Gerard van Gurp, Bosschenaars in the Diaspora. Emigration between 1579 en 1629

In the 50-years period during which the city of 's-Hertogenbosch sided with the king of Spain (1579-1629), it lost its protestant citizens and saw its population decreased from 20.000 to 13.000. Many thousands of people emigrated to the Northern Netherlands (notably Dordrecht, Gorinchem and Haarlem) and Antwerp, as appears from marriage-, churchmembers- and citizensregisters. The choice for particular destinations was partly determined by the occupation of the emigrants. In the early years of this period motives for emigration were mainly religious and political, later social and economic reasons prevailed. The assimilation of the immigrants took place within a few decades.

Tirtsah Levie Bernfeld, Financing charity among the Amsterdam Spanish and Portuguese jews in the seventeenth and eighteenth centuries

Few issues demanded more attention from the Amsterdam Sephardim in the seventeenth and eighteenth centuries than care for their poor. An analysis of demographic figures and data on the community`s sources of income and expenses also shows how expenditure on welfare rose with the time and had to be balanced out by increasing receipts and cutting down the welfare system. Members were heavier assessed on basis of their wealth while the community's capital had to be claimed more often. Where public welfare failed,private charity stepped in alleviating the plight of the poor. By the end of the eighteenth century the Sephardi community,once a centre for the indigent from all corners of the world, had lost its international fame to both rich and poor.

György Nováky, On trade, production and relations of production. The sugar refineries of seventeenth century Amsterdam

The sugar refineries of Amsterdam experienced a dramatic change of conditions in 1654 when sugar prices plummeted. The income for each refined unit decreased substantially, but on the other hand, due to low prices, the relative profitability, that is the price relationship between refined and raw sugar, improved. Large scale production units rapidly became more profitable than small. The decreasing number of refineries in Amsterdam in 1660´s must therefore not be considered as a sign of an industry in decline, but as a sign of a major structural change within the industry.

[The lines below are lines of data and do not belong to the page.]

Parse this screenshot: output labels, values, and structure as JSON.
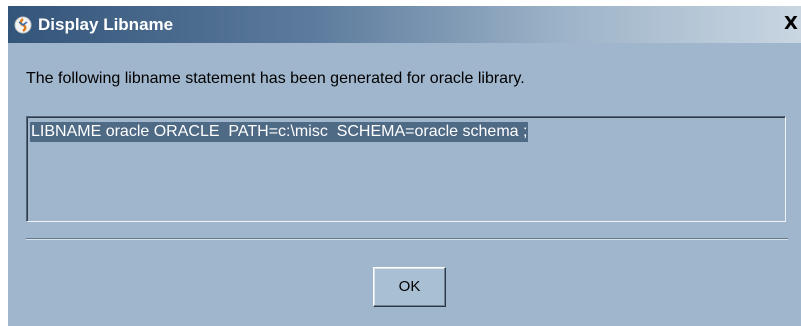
{
  "window": {
    "title": "Display Libname",
    "close_label": "X"
  },
  "message": "The following libname statement has been generated for oracle library.",
  "statement": "LIBNAME oracle ORACLE  PATH=c:\\misc  SCHEMA=oracle schema ;",
  "buttons": {
    "ok_label": "OK"
  },
  "icons": {
    "app": "sas-app-icon",
    "close": "close-icon"
  }
}
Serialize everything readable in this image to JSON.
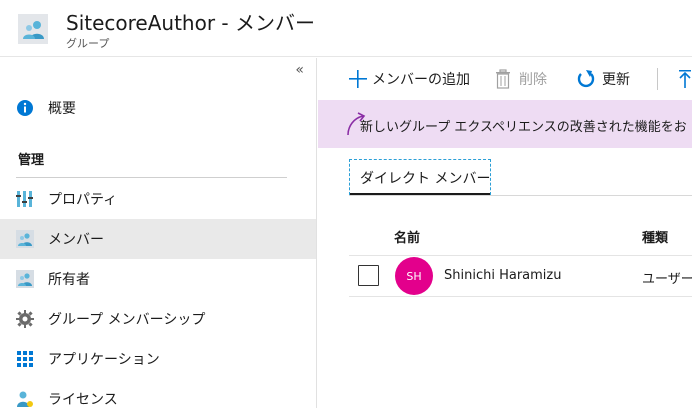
{
  "header": {
    "title": "SitecoreAuthor - メンバー",
    "subtitle": "グループ"
  },
  "sidebar": {
    "collapse_label": "«",
    "overview": "概要",
    "section_manage": "管理",
    "items": [
      {
        "label": "プロパティ"
      },
      {
        "label": "メンバー"
      },
      {
        "label": "所有者"
      },
      {
        "label": "グループ メンバーシップ"
      },
      {
        "label": "アプリケーション"
      },
      {
        "label": "ライセンス"
      }
    ]
  },
  "toolbar": {
    "add_members": "メンバーの追加",
    "delete": "削除",
    "refresh": "更新"
  },
  "banner": {
    "text": "新しいグループ エクスペリエンスの改善された機能をお"
  },
  "tabs": {
    "direct_members": "ダイレクト メンバー"
  },
  "table": {
    "columns": [
      "名前",
      "種類"
    ],
    "rows": [
      {
        "initials": "SH",
        "name": "Shinichi Haramizu",
        "type": "ユーザー"
      }
    ]
  },
  "colors": {
    "accent": "#0078d4",
    "banner_bg": "#eedcf3",
    "avatar_bg": "#e3008c",
    "active_item_bg": "#e9e9e9"
  }
}
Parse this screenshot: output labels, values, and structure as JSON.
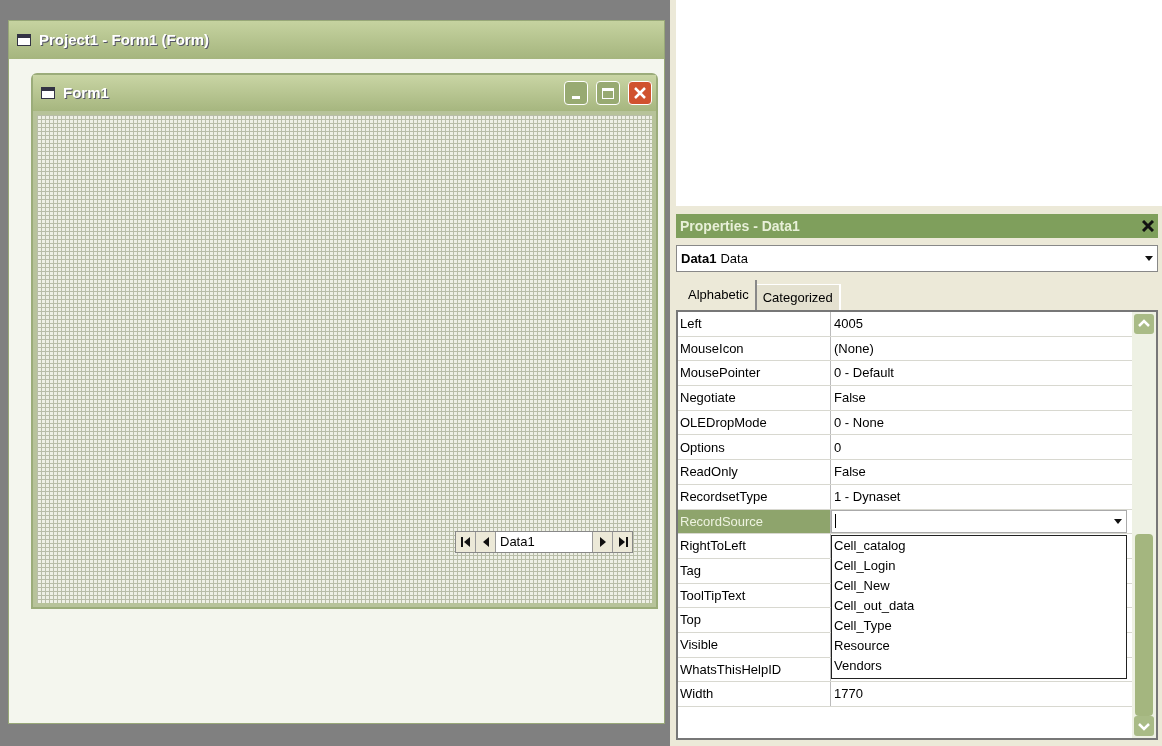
{
  "project_window": {
    "title": "Project1 - Form1 (Form)"
  },
  "form_window": {
    "title": "Form1",
    "data_control": {
      "caption": "Data1"
    }
  },
  "properties": {
    "title": "Properties - Data1",
    "object": {
      "name": "Data1",
      "type": "Data"
    },
    "tabs": [
      {
        "label": "Alphabetic",
        "selected": true
      },
      {
        "label": "Categorized",
        "selected": false
      }
    ],
    "rows": [
      {
        "name": "Left",
        "value": "4005",
        "selected": false
      },
      {
        "name": "MouseIcon",
        "value": "(None)",
        "selected": false
      },
      {
        "name": "MousePointer",
        "value": "0 - Default",
        "selected": false
      },
      {
        "name": "Negotiate",
        "value": "False",
        "selected": false
      },
      {
        "name": "OLEDropMode",
        "value": "0 - None",
        "selected": false
      },
      {
        "name": "Options",
        "value": "0",
        "selected": false
      },
      {
        "name": "ReadOnly",
        "value": "False",
        "selected": false
      },
      {
        "name": "RecordsetType",
        "value": "1 - Dynaset",
        "selected": false
      },
      {
        "name": "RecordSource",
        "selected": true
      },
      {
        "name": "RightToLeft",
        "selected": false
      },
      {
        "name": "Tag",
        "selected": false
      },
      {
        "name": "ToolTipText",
        "selected": false
      },
      {
        "name": "Top",
        "selected": false
      },
      {
        "name": "Visible",
        "selected": false
      },
      {
        "name": "WhatsThisHelpID",
        "selected": false
      },
      {
        "name": "Width",
        "value": "1770",
        "selected": false
      }
    ],
    "dropdown": {
      "items": [
        "Cell_catalog",
        "Cell_Login",
        "Cell_New",
        "Cell_out_data",
        "Cell_Type",
        "Resource",
        "Vendors"
      ]
    }
  }
}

The question is whether this change also embodied a profound transformation of the social relations of production. The answer to the question is negative, which points to the need of a comprehensive theory of merchant capitalism in order to understand the economic and social development of the Republic in the late 17th and early 18th centuries.

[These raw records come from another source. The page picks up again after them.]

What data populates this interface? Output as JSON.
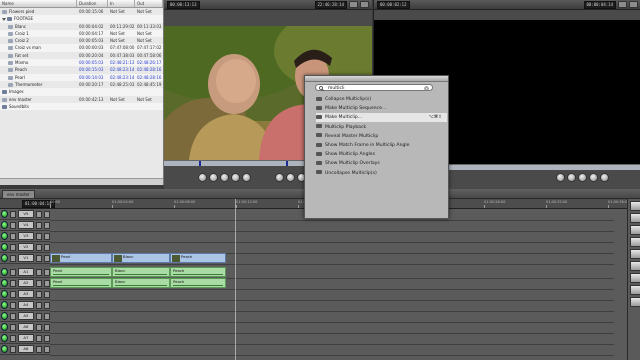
{
  "browser": {
    "columns": [
      "Name",
      "Duration",
      "In",
      "Out"
    ],
    "rows": [
      {
        "name": "Flowers pied",
        "dur": "00:00:15:06",
        "in": "Not Set",
        "out": "Not Set",
        "indent": 0,
        "blue": false,
        "folder": false,
        "twisty": false
      },
      {
        "name": "FOOTAGE",
        "dur": "",
        "in": "",
        "out": "",
        "indent": 0,
        "blue": false,
        "folder": true,
        "twisty": true
      },
      {
        "name": "Blanc",
        "dur": "00:00:04:02",
        "in": "00:11:29:02",
        "out": "00:11:33:03",
        "indent": 1,
        "blue": false,
        "folder": false,
        "twisty": false
      },
      {
        "name": "Croiz 1",
        "dur": "00:00:04:17",
        "in": "Not Set",
        "out": "Not Set",
        "indent": 1,
        "blue": false,
        "folder": false,
        "twisty": false
      },
      {
        "name": "Croiz 2",
        "dur": "00:00:05:03",
        "in": "Not Set",
        "out": "Not Set",
        "indent": 1,
        "blue": false,
        "folder": false,
        "twisty": false
      },
      {
        "name": "Croiz vs man",
        "dur": "00:00:00:03",
        "in": "07:47:08:00",
        "out": "07:47:17:02",
        "indent": 1,
        "blue": false,
        "folder": false,
        "twisty": false
      },
      {
        "name": "Fat set",
        "dur": "00:00:20:04",
        "in": "00:47:38:03",
        "out": "00:47:58:06",
        "indent": 1,
        "blue": false,
        "folder": false,
        "twisty": false
      },
      {
        "name": "Mixmo",
        "dur": "00:00:05:03",
        "in": "02:48:21:13",
        "out": "02:48:26:17",
        "indent": 1,
        "blue": true,
        "folder": false,
        "twisty": false
      },
      {
        "name": "Peach",
        "dur": "00:00:15:03",
        "in": "02:48:23:14",
        "out": "02:48:28:16",
        "indent": 1,
        "blue": true,
        "folder": false,
        "twisty": false
      },
      {
        "name": "Pearl",
        "dur": "00:00:14:03",
        "in": "02:48:23:14",
        "out": "02:48:28:16",
        "indent": 1,
        "blue": true,
        "folder": false,
        "twisty": false
      },
      {
        "name": "Thermometer",
        "dur": "00:00:20:17",
        "in": "02:48:25:03",
        "out": "02:48:45:19",
        "indent": 1,
        "blue": false,
        "folder": false,
        "twisty": false
      },
      {
        "name": "Images",
        "dur": "",
        "in": "",
        "out": "",
        "indent": 0,
        "blue": false,
        "folder": true,
        "twisty": false
      },
      {
        "name": "env master",
        "dur": "00:00:42:13",
        "in": "Not Set",
        "out": "Not Set",
        "indent": 0,
        "blue": false,
        "folder": false,
        "twisty": false
      },
      {
        "name": "Soundbits",
        "dur": "",
        "in": "",
        "out": "",
        "indent": 0,
        "blue": false,
        "folder": true,
        "twisty": false
      }
    ]
  },
  "viewer": {
    "tc_left": "00:00:13:13",
    "tc_right": "22:46:28:14"
  },
  "canvas": {
    "tc_left": "00:00:02:12",
    "tc_right": "00:00:04:14"
  },
  "palette": {
    "search_value": "multicli",
    "items": [
      {
        "label": "Collapse Multiclip(s)",
        "shortcut": "",
        "selected": false
      },
      {
        "label": "Make Multiclip Sequence...",
        "shortcut": "",
        "selected": false
      },
      {
        "label": "Make Multiclip...",
        "shortcut": "⌥⌘⇧",
        "selected": true
      },
      {
        "label": "Multiclip Playback",
        "shortcut": "",
        "selected": false
      },
      {
        "label": "Reveal Master Multiclip",
        "shortcut": "",
        "selected": false
      },
      {
        "label": "Show Match Frame in Multiclip Angle",
        "shortcut": "",
        "selected": false
      },
      {
        "label": "Show Multiclip Angles",
        "shortcut": "",
        "selected": false
      },
      {
        "label": "Show Multiclip Overlays",
        "shortcut": "",
        "selected": false
      },
      {
        "label": "Uncollapse Multiclip(s)",
        "shortcut": "",
        "selected": false
      }
    ]
  },
  "timeline": {
    "tab_label": "env master",
    "playhead_tc": "01:00:04:14",
    "ruler_labels": [
      "00:00",
      "01:00:04:00",
      "01:00:08:00",
      "01:00:12:00",
      "01:00:16:00",
      "01:00:20:00",
      "01:00:24:00",
      "01:00:28:00",
      "01:00:32:00",
      "01:00:36:00"
    ],
    "video_tracks": [
      "V5",
      "V4",
      "V3",
      "V2",
      "V1"
    ],
    "audio_tracks": [
      "A1",
      "A2",
      "A3",
      "A4",
      "A5",
      "A6",
      "A7",
      "A8"
    ],
    "video_clips": [
      "Pearl",
      "Blanc",
      "Peach"
    ],
    "audio_clips_a1": [
      "Pearl",
      "Blanc",
      "Peach"
    ],
    "audio_clips_a2": [
      "Pearl",
      "Blanc",
      "Peach"
    ]
  }
}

Erika Kuijpers, Reading and writing: levels of literacy in 17th-century Amsterdam

So far we do not have much evidence on the development of literacy in the early modern Dutch Republic. The best-known figures have been assembled for Amsterdam, by S. Hart. Amsterdam, however, was not typical for the country as a whole, and Hart's figures tell us very little about social variations in reading and writing skills. Random samples from marriage banns proclaimed in Amsterdam in 1585, 1600, 1650 and 1700, have been scanned for variations according to gender, occupation, religious affiliation and country of origin. These data demonstrate, that rise of literacy in Amsterdam was neither a linear process, nor one that can be explained by a single factor. Economic specialization, cultural changes in the wake of the Reformation and the Dutch Revolt, as well as changes in the composition of the city's rapidly expanding population, are all reflected in the distribution and development of reading and writing skills.